Teleology seems impossible not to assume

It seems teleology—seeing in nature Aristotle’s final cause—is impossible not to assume, no matter how hard you try.

Just look at this Wikipedia article on the concept of exaptation, which it defines as “a shift in the function of a trait during evolution.”

The article states that the term exaptation was coined specifically to avoid associations with teleology. But in the opening paragraphs, before that claim is even made, the writer gives as an example of exaptation the idea that bird feathers may have evolved for temperature regulation but then were adapted for flight (emphases mine):

Bird feathers are a classic example. Initially they may have evolved for temperature regulation, but later were adapted for flight. When feathers were first used to aid in flight, that was an exaptive use. They have since then been shaped by natural selection to improve flight, so in their current state they are best regarded as adaptations for flight. So it is with many structures that initially took on a function as exaptations, once molded for that new function they become adapted for that function.

https://en.m.wikipedia.org/wiki/Exaptation

The irony that evidently flew over the writer’s head (pun definitely intended) is that to say something exists for a purpose is just another way of saying it has a telos. Teleology is the idea that everything has an end external to itself and toward which it is oriented as it goes about doing what it does.


Why is this a problem for science? Because to say that something is there for an external reason or purpose is just to assume that there is something there for that thing to be for.

And not just there metaphorically but there in reality as a purpose or fuction. Without such an external end toward which a thing is oriented, it’s not clear how the existence of the thing in its natural context is even intelligible.

Take the example of a valve in your heart. We could accurately describe it as a flap of muscle and stop there. But that would miss the purpose of the flap: to keep blood flowing in one particular direction as the chambers alternate between low and high pressure. To describe the flap without reference to this purpose is precisely to exclude what makes it not just a flap but a valve.

In other words, a heart valve is only intelligible if we consider its telos.

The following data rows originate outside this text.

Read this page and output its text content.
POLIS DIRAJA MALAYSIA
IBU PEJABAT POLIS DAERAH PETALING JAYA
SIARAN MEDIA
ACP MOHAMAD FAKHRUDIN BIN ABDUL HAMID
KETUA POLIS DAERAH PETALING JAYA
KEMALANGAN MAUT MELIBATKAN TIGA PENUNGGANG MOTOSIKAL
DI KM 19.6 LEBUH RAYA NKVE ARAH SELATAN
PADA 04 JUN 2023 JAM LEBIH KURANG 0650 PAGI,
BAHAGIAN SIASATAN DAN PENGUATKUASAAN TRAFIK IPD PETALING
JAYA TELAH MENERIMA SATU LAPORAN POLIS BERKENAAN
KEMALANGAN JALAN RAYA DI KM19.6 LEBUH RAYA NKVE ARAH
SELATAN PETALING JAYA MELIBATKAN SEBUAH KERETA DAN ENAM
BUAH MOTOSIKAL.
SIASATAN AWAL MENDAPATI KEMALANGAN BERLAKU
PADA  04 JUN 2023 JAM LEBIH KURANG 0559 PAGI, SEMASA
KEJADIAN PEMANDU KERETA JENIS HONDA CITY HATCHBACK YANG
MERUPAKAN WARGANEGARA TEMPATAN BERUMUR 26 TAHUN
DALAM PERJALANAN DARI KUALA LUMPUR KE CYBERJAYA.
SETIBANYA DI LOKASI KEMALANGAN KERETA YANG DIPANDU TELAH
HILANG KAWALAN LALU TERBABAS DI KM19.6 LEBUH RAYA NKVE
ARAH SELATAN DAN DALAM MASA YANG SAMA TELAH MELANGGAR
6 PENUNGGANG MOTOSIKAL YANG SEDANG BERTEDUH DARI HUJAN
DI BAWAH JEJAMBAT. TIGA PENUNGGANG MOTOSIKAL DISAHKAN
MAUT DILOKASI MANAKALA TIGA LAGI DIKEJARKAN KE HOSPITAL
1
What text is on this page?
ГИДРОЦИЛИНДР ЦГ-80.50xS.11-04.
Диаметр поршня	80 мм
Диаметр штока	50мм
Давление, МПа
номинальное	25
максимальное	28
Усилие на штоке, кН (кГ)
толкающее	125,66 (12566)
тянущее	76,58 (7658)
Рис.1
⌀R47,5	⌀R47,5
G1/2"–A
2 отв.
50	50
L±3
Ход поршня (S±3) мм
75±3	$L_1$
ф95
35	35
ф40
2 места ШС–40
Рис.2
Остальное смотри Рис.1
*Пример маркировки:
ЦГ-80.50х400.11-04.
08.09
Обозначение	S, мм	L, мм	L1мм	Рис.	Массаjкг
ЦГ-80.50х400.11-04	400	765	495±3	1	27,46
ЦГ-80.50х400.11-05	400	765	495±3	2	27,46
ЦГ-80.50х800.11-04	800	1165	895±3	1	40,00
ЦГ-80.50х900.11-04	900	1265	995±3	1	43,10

But if this is true, then we have to say that the telos is ontologically prior to the thing. Without the valve-ness we just have a flap of muscle. And explaining how the heart works is impossible without reference to the real, exsiting purpose the flap of muscle fulfills as a valve.

And if the purpose is prior to the thing that “takes it on” or embodies or fulfills it, then we must ask where the purpose came from. Did the universe generate these purposes through a naturalistic process? Note that this question does not assume that valveness must exist apart from minds and flaps of muscles in hearts. It only observes that the universe has things existing in it that are unintelligible without valvensess and so must have been joined with the form of valveness, which implies that valveness is prior to any particular valve identifiable by science.

Which leaves us with the question: where did valveness come from? Can the physical sciences tell us without recourse to teleology?

Much is at stake in these questions. If science admits that teleology is necessary, then it must admit the existence of universals and other immaterial objects as real features of the world. And if it does that, then it’s game on.

Can there be purpose without design? Can there be design without intent? Can there be intent without mind? You see where all of this can lead, and why advocates of scientism understand that teleology is the hill upon which they are willing to die.

So science faces a conundrum. If the particular things that science takes as its objects of inquiry are only intelligible with reference to something like Aristotle’s fourth cause, then science must at the very least admit that the strict materialism it adheres to is a methodological contrivance. A productive contrivance, perhaps, but a contrivance nonetheless.

Science also must admit that it doesn’t show us the deepest reality, but only reality in the context of causes that it must assume but that it excludes from its analysis as a matter of methodology.


How do the defenders of methdological naturalism respond to the problem of teleology?

Some argue that the use of language that sounds like teleology in scientific discourse is only metaphorical. When Stephen Jay Gould refers to “selfish genes,” he isn’t literally arguing that the telos of genes is self-replication. He is just simplifying things for his audience.

Others recognize there is a real problem here. They argue that, ideally, natural science would rid itself of reliance on such metaphors. Appeals to teleology constitute a kind of linguistic training wheels that science no longer needs now that it has disproven the existence of, or at least rid itself of the need for as a mater of methodology, final causes.

Well I say, let’s hear it. I want to know what hard-core, “real” science sounds like without reference to teleology. I want to know all about how things came to operate the way they do without any purpose or function. And remember, no implicit teleological assumptions, like saying what something is for or talking about the functional role it plays within a system. Because that would be assuming a telos for that thing.

I want to hear exaptation defined without invoking the concept of function.

If science cannot escape the teleological language of the functions and purposes and external ends toward which the things it studies are oriented, then why should we believe that science has gotten rid of teleology?

If a theory can’t articulate itself, perhaps there is something wrong with the theory.

(For a more in-depth and highly entertaining exploration of this topic, see chapter 6 of Edward Feser’s The Last Superstition).